- Russia’s economic performance has been very poor after the drop in oil prices in 2015 that led to a deep recession.
- The EPI score was close to 71%, or a D level, in 2015, the lowest level since the 2009 crisis, but is projected to improve to 78.9%, or a D+ level, in 2016 mainly because of lower inflation.
- With oil prices at below $50 dollars per barrel, the Russian economy is likely to go through a painful adjustment in the next few years
For an economy with two thirds of exports and half of the government budget revenues coming from oil and gas, the latest downturn in the global oil market means Russia’s recession may stretch into next year for the longest slump in two decades. The western sanctions on Russia related to the crisis in Ukraine have also played a role in amplifying the negative effects of lower oil prices on the Russian economy by limiting the ability of Russian companies to borrow money on the western financial markets.

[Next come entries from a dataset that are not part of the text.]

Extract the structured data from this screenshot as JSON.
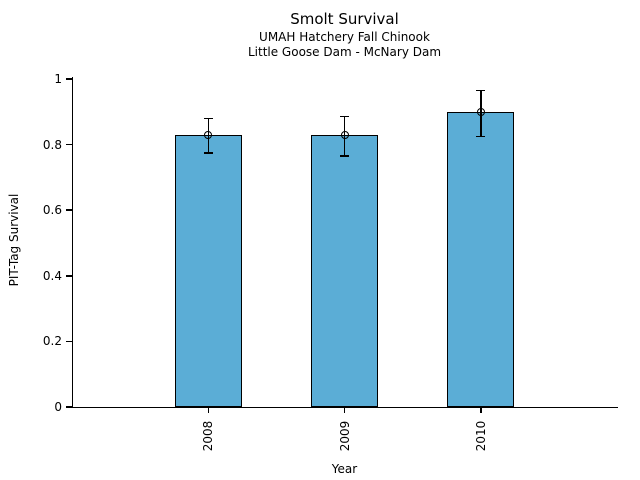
{
  "figure": {
    "kind": "static-chart"
  },
  "chart_data": {
    "type": "bar",
    "title": "Smolt Survival",
    "subtitle": [
      "UMAH Hatchery Fall Chinook",
      "Little Goose Dam - McNary Dam"
    ],
    "categories": [
      "2008",
      "2009",
      "2010"
    ],
    "values": [
      0.83,
      0.83,
      0.9
    ],
    "error_low": [
      0.775,
      0.765,
      0.825
    ],
    "error_high": [
      0.88,
      0.885,
      0.965
    ],
    "xlabel": "Year",
    "ylabel": "PIT-Tag Survival",
    "ylim": [
      0,
      1.006
    ],
    "yticks": [
      0,
      0.2,
      0.4,
      0.6,
      0.8,
      1
    ],
    "ytick_labels": [
      "0",
      "0.2",
      "0.4",
      "0.6",
      "0.8",
      "1"
    ],
    "x_tick_rotation": 90,
    "grid": false,
    "legend": null,
    "bar_color": "#5BADD6",
    "bar_edge_color": "#000000",
    "error_color": "#000000",
    "text_color": "#000000",
    "background_color": "#FFFFFF"
  }
}
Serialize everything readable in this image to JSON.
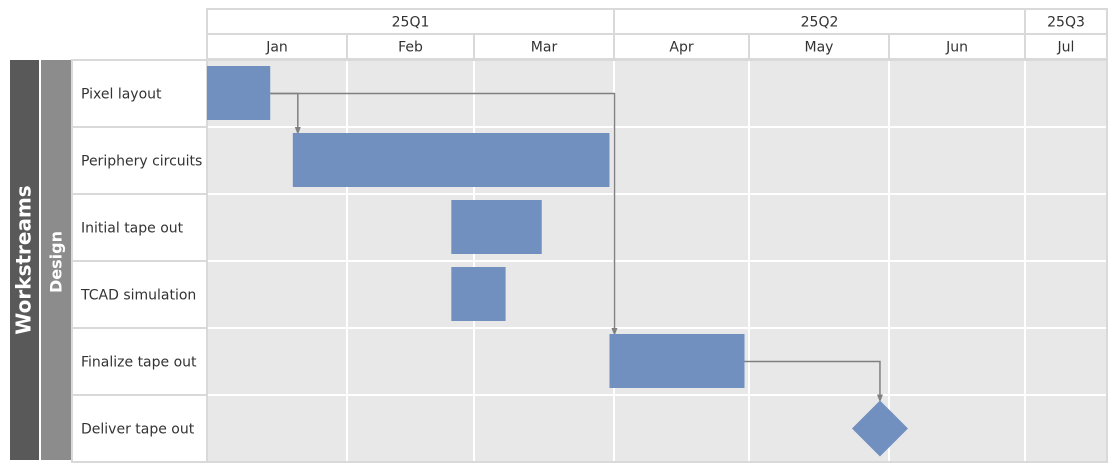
{
  "chart_data": {
    "type": "gantt",
    "year": 2025,
    "group_label": "Workstreams",
    "subgroup_label": "Design",
    "quarters": [
      {
        "label": "25Q1",
        "start": "2025-01-01",
        "end": "2025-04-01"
      },
      {
        "label": "25Q2",
        "start": "2025-04-01",
        "end": "2025-07-01"
      },
      {
        "label": "25Q3",
        "start": "2025-07-01",
        "end": "2025-08-01"
      }
    ],
    "months": [
      {
        "label": "Jan",
        "start": "2025-01-01",
        "end": "2025-02-01"
      },
      {
        "label": "Feb",
        "start": "2025-02-01",
        "end": "2025-03-01"
      },
      {
        "label": "Mar",
        "start": "2025-03-01",
        "end": "2025-04-01"
      },
      {
        "label": "Apr",
        "start": "2025-04-01",
        "end": "2025-05-01"
      },
      {
        "label": "May",
        "start": "2025-05-01",
        "end": "2025-06-01"
      },
      {
        "label": "Jun",
        "start": "2025-06-01",
        "end": "2025-07-01"
      },
      {
        "label": "Jul",
        "start": "2025-07-01",
        "end": "2025-08-01"
      }
    ],
    "tasks": [
      {
        "name": "Pixel layout",
        "start": "2025-01-01",
        "end": "2025-01-15",
        "milestone": false
      },
      {
        "name": "Periphery circuits",
        "start": "2025-01-20",
        "end": "2025-03-31",
        "milestone": false
      },
      {
        "name": "Initial tape out",
        "start": "2025-02-24",
        "end": "2025-03-16",
        "milestone": false
      },
      {
        "name": "TCAD simulation",
        "start": "2025-02-24",
        "end": "2025-03-08",
        "milestone": false
      },
      {
        "name": "Finalize tape out",
        "start": "2025-03-31",
        "end": "2025-04-30",
        "milestone": false
      },
      {
        "name": "Deliver tape out",
        "start": "2025-05-30",
        "end": "2025-05-30",
        "milestone": true
      }
    ],
    "dependencies": [
      {
        "from": "Pixel layout",
        "to": "Periphery circuits"
      },
      {
        "from": "Pixel layout",
        "to": "Finalize tape out"
      },
      {
        "from": "Finalize tape out",
        "to": "Deliver tape out"
      }
    ],
    "colors": {
      "bar": "#7190c0",
      "plot_bg": "#e8e8e8",
      "grid": "#ffffff",
      "group_band": "#595959",
      "subgroup_band": "#8c8c8c",
      "arrow": "#808080",
      "border": "#d9d9d9",
      "text": "#333333"
    }
  }
}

GDP fell by about 3.7% in 2015, driven by a large drop in exports in dollar terms and a deep recession in the industrial sector, but is projected to fall by 1.8% in 2016. The ruble lost almost half of its value after the Central Bank of Russia stopped selling its reserves on the market to protect the currency. A large ruble devaluation increased the prices of imported goods, pushing inflation to almost 16% in 2015, up from about 8% in 2014. The government has already cut budget outlays and dipped into one of its sovereign wealth funds, the Reserve Fund, to help cover the shortfall. The unemployment level increased only slightly to 6.5% in 2016, up from 5.6% in 2015, driven by the recession in the economy.
With oil prices at below $50 dollars per barrel, the Russian economy is likely to go through a painful adjustment in the next few years. The 5-Minute Economist projects Russia’s EPI score to improve in the medium term from a D level currently to a B by 2021, mainly driven GDP recovery after the recession and slowdown in inflation, if the ruble and oil prices stabilize.